At the pump nationwide, a gallon of regular gasoline shed on average another penny overnight to $3.787, according to auto club AAA, the Oil Price Information Service and Wright Express. That’s nearly 8 percent lower than record prices above $4 a gallon reached last month, but still 37 percent higher than a year ago; retail gasoline prices tend to lag behind crude oil’s moves by several weeks.

In its weekly inventory report, the Energy Department’s Energy Information Administration (EIA) said gasoline supplies fell by 6.4 million barrels to 202.8 million barrels for the week ended Aug. 8, nearly three times more than the 2.2 million barrel drop analysts surveyed by energy research firm Platts had expected.
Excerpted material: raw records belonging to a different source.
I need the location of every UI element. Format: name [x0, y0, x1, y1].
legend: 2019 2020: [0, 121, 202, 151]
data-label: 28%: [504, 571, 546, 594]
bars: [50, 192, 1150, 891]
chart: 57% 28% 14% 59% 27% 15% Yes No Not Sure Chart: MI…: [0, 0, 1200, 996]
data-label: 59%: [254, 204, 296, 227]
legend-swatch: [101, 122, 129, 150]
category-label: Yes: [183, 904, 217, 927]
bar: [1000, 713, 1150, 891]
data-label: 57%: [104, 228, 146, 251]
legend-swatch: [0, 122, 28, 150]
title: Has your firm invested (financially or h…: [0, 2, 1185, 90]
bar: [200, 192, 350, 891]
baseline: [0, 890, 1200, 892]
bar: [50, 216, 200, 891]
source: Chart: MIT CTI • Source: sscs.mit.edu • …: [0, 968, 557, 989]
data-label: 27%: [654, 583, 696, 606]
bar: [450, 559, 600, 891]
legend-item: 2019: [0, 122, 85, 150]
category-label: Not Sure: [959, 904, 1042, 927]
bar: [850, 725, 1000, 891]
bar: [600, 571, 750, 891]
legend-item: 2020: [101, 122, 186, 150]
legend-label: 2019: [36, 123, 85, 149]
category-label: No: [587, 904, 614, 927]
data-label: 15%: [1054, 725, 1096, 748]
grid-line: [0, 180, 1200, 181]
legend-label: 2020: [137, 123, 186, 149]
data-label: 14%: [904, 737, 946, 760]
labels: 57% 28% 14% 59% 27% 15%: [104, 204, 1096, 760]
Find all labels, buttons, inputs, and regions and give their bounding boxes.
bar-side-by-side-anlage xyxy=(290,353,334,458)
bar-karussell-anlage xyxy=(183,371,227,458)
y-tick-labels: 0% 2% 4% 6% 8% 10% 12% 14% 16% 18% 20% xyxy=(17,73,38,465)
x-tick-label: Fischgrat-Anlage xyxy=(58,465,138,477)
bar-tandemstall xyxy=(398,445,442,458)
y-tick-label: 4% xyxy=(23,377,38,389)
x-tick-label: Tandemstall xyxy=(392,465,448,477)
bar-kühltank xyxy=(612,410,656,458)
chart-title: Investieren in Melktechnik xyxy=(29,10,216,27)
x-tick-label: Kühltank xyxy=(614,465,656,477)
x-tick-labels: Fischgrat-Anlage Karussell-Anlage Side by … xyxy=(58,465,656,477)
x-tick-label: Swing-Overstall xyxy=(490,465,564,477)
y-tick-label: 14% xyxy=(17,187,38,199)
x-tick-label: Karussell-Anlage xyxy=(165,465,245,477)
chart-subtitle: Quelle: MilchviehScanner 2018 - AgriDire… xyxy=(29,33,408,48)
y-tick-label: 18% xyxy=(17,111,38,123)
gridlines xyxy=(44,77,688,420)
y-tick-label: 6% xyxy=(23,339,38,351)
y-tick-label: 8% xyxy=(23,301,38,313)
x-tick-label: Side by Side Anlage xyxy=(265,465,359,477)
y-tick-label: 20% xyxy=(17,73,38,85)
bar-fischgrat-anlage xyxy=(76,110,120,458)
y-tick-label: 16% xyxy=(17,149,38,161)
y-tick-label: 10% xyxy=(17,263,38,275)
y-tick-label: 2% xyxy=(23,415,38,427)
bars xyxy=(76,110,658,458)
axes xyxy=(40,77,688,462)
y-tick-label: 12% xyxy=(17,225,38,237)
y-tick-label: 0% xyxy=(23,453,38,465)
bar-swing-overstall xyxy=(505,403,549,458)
The big drop in gasoline stocks prompted traders to buy oil and gasoline contracts on signs of supply tightness. However, analysts said the surprisingly large drawdown suggests that U.S. refineries are scaling back on production in response to falling demand — not that Americans are suddenly driving more because of easing pump prices.

“There’s no doubt that refiners are making less gasoline,” said Phil Flynn, analyst at Alaron Trading in Chicago. “The demand is bad so why store a product that you’re going to have trouble selling?”

Gasoline futures also jumped, with the September contract adding 8.91 cents to settle at $2.9323 a gallon on the Nymex.

Despite the rebound, analysts doubted crude would regain the upward momentum seen last month, noting that traders have been quick to cash in on oil rallies in recent weeks and send prices lower.

“We’ve got a good-sized rally … but it still doesn’t feel like it’s sustainable. We’re not seeing the frenzy of buying that we would have seen a couple months ago,” said Jim Ritterbusch, president of energy consultancy Ritterbusch and Associates in Galena, Ill.

“I think the true underlying demand weakness is still out there,” he added, saying he believed that Americans were not yet reacting to easing pump prices by driving more. “I don’t think people are going to change their commuting habits that fast.”

The EIA said demand for gasoline over the four weeks ended Aug. 8 was almost 2 percent lower than a year earlier, averaging 9.4 million barrels a day.